The disclosure of future events is made through a dream, as was the experience for the prophet Daniel, which is recorded in the book with his name, or a vision as was recorded by John in the Book of Revelation.
Moreover, the manner of the revelation and the experience of the one who received it are generally prominent. The account is usually given in the first person. There is something portentous in the circumstances corresponding to the importance of the secrets about to be disclosed.
The element of the mysterious, often prominent in the vision itself, is foreshadowed in the preliminary events. Some of the persistent features of the apocalyptic tradition are connected with the circumstances of the vision and the personal experience of the seer.
The primary example of apocalyptic literature in the Hebrew Bible is the book of Daniel.

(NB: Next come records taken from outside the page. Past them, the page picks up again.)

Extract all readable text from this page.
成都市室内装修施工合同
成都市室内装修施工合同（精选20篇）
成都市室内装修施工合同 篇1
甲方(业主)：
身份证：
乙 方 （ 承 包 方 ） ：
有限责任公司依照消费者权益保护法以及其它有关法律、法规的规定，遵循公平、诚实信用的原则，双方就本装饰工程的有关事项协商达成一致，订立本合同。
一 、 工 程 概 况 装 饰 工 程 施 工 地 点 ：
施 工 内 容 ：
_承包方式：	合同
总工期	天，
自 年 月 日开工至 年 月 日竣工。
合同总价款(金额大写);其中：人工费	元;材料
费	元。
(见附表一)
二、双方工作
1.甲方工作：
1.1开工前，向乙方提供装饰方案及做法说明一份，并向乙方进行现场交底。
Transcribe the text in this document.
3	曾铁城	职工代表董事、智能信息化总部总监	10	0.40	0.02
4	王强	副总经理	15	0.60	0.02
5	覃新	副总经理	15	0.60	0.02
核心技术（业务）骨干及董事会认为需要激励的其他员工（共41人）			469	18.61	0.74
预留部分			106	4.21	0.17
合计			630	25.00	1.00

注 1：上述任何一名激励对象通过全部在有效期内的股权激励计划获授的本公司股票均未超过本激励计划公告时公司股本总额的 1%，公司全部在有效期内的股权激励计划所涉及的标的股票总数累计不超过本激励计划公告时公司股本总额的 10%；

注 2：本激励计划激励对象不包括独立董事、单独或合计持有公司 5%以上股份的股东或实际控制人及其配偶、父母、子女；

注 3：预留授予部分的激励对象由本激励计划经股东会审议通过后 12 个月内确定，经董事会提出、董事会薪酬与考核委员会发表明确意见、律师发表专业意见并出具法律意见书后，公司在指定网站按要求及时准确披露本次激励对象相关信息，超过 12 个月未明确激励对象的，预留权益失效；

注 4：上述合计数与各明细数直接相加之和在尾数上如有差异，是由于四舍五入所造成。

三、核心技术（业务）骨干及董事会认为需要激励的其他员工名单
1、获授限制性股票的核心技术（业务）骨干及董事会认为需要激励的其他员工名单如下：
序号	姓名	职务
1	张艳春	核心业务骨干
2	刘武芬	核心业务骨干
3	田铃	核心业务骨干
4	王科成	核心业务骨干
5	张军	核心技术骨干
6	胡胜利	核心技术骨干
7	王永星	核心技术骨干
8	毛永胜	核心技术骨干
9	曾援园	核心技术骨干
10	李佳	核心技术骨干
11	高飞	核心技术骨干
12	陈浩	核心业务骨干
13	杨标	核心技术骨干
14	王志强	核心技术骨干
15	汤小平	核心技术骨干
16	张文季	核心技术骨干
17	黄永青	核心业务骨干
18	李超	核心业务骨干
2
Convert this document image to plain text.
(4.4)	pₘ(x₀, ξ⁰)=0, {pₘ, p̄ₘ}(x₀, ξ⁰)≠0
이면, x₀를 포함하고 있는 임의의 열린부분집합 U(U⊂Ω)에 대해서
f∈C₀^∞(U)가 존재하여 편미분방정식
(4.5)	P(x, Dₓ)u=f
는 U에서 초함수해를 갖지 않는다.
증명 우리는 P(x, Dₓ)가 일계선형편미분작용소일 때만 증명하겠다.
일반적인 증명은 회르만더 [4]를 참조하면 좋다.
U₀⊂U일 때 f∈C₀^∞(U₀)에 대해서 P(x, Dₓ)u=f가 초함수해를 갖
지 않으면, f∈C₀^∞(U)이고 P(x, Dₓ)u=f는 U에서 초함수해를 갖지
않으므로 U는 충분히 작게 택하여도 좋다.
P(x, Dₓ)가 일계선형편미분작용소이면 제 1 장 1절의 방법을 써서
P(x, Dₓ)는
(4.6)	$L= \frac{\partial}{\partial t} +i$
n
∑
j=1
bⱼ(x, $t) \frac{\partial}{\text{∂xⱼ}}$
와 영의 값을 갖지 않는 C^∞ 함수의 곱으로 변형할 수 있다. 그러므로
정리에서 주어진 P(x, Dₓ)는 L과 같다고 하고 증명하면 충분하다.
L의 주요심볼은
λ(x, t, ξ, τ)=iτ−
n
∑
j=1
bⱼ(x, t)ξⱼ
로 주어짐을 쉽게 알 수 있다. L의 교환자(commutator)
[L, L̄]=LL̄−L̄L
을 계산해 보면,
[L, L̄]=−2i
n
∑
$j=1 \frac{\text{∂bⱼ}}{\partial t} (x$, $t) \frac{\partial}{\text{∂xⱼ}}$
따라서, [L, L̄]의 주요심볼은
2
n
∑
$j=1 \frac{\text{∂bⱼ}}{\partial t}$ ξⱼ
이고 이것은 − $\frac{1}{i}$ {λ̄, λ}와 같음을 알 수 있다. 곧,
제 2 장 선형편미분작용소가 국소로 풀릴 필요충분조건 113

After a long period of fasting, Daniel is standing by a river when a heavenly being appears to him, and the revelation follows (Daniel 10:2ff). John, in the New Testament Revelation (1:9ff), has a like experience, told in very similar words.
Compare also the first chapter of the Greek Apocalypse of Baruch; and the Syriac Apocalypse of Baruch, vi.1ff, xiii.1ff, lv.1-3. Or, as the prophet lies upon his bed, distressed for the future of his people, he falls into a sort of trance, and in "the visions of his head" is shown the future.
This is the case in Daniel 7:1ff; 2 Esdras 3:1-3; and in the Book of Enoch, i.2 and following. As to the description of the effect of the vision upon the seer, see Daniel 8:27; Enoch, lx.3; 2 Esdras 5:14.